For many commentators, a class action settlement that awards more to the class counsel than the class members is questionable on its face. But the Ninth Circuit recently allowed such an award in the Nutella false advertising class settlement. In re: Ferrero Litigation, No. 12-56469 (9th Cir. July 16, 2014) (Get decision here).
The Nutella settlement arises from claims that Defendant falsely advertised Nutella as healthy. The class settlement consisted of a $550,000 monetary fund and injunctive relief requiring the company to change its advertising and report additional nutritional information on the Nutella label. The attorneys’ fees in the case — $985,920 — far exceeded the monetary fund, leading to objections to the settlement on that basis.
In affirming the fee award, the Ninth Circuit recognized that the fees were not the more typical 25 percent of the class award, but held that the fees were borne out under the “lodestar” method of calculating fees, which looks at fees based on attorney hours spent on a matter, multiplied by rates. Significantly, there was no objection to the number of hours spent or the rates. In addition, the Ninth Circuit held that the injunctive relief obtained was substantial, further justifying the fee, and there was no indication of collusion.

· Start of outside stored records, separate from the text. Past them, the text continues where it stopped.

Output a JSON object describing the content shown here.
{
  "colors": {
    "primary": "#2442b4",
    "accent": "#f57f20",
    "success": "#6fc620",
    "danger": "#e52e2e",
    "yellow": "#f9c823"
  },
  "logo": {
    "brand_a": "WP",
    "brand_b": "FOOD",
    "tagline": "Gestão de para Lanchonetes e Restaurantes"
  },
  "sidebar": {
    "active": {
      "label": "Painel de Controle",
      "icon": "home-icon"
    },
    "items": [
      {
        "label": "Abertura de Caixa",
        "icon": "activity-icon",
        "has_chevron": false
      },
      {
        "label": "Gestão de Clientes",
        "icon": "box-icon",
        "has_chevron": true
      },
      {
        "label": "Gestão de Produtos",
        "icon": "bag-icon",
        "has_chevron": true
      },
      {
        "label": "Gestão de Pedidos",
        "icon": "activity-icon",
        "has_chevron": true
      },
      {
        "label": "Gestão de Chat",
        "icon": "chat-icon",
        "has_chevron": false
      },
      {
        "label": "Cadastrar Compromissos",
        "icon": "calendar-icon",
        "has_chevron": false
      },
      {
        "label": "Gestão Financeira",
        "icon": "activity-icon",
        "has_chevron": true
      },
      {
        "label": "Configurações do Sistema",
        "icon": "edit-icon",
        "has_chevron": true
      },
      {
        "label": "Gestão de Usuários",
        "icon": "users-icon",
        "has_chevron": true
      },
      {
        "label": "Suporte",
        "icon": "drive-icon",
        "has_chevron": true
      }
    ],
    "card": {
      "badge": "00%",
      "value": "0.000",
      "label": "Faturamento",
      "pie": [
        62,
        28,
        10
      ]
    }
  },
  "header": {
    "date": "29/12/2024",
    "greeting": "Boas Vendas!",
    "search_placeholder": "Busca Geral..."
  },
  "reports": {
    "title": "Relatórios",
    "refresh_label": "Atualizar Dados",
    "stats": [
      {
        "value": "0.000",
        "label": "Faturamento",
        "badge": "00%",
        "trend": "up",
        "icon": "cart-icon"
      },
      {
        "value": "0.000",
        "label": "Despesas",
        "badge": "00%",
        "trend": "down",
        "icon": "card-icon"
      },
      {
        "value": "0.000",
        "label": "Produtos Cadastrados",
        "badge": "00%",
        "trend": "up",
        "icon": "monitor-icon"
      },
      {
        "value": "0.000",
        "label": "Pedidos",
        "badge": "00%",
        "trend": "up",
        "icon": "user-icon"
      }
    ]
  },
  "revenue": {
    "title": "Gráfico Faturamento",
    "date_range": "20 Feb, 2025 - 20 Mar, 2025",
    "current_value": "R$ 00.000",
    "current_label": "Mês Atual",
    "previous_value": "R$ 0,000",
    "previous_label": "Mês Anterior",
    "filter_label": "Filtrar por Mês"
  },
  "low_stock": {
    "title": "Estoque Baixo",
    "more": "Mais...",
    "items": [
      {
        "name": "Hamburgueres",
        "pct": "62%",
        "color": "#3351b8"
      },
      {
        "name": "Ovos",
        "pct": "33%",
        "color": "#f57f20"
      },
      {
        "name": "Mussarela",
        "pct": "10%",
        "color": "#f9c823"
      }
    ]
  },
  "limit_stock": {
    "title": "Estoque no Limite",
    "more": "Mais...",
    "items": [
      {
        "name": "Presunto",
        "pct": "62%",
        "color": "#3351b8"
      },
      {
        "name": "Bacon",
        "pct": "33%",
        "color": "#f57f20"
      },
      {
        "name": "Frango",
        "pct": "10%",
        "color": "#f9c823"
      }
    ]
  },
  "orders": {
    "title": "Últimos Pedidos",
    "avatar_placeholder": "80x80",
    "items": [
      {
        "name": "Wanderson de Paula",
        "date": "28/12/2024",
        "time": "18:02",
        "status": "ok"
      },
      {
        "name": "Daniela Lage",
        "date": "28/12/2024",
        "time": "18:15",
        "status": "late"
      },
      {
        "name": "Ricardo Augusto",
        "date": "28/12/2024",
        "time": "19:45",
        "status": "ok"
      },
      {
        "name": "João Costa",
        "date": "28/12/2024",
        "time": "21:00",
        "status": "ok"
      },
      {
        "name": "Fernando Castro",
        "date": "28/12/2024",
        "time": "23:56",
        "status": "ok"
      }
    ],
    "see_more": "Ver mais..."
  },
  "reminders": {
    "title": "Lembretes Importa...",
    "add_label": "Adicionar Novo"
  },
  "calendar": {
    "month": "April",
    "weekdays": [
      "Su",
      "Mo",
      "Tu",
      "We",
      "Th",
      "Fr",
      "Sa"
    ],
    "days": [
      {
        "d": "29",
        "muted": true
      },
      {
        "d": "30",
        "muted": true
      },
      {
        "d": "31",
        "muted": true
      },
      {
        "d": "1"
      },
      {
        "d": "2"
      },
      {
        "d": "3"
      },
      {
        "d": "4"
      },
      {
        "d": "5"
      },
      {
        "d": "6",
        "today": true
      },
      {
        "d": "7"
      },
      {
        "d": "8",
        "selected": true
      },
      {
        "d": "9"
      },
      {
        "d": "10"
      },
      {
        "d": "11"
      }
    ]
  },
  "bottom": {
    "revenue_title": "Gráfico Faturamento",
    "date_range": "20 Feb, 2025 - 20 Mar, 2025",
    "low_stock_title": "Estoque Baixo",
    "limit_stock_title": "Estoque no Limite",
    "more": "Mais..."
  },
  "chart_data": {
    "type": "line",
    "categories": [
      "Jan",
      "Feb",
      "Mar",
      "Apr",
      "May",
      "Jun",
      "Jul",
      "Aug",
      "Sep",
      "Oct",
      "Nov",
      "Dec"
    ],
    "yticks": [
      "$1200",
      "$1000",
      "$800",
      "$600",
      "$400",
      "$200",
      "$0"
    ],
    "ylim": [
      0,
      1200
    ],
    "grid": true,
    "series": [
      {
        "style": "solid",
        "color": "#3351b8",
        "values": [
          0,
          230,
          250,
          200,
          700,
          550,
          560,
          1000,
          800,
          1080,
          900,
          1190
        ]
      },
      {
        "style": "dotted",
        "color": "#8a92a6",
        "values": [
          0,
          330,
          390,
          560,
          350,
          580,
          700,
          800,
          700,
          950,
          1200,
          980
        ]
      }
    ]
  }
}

What to make of the decision? While at first blush it is surprising to see fees that exceed a class award approved, one can see courts approving such fees under the circumstances here. After all, why would counsel bring cases that offer mostly injunctive relief if they could not make back their investment? Thus, to the extent courts want to promote class actions (or, more specifically, class settlements), the affirmance makes sense. For those who want to question such fees in the future, the clear message from the Ninth Circuit is that any such objection should specifically question the hours and the rates used to calculate the fee.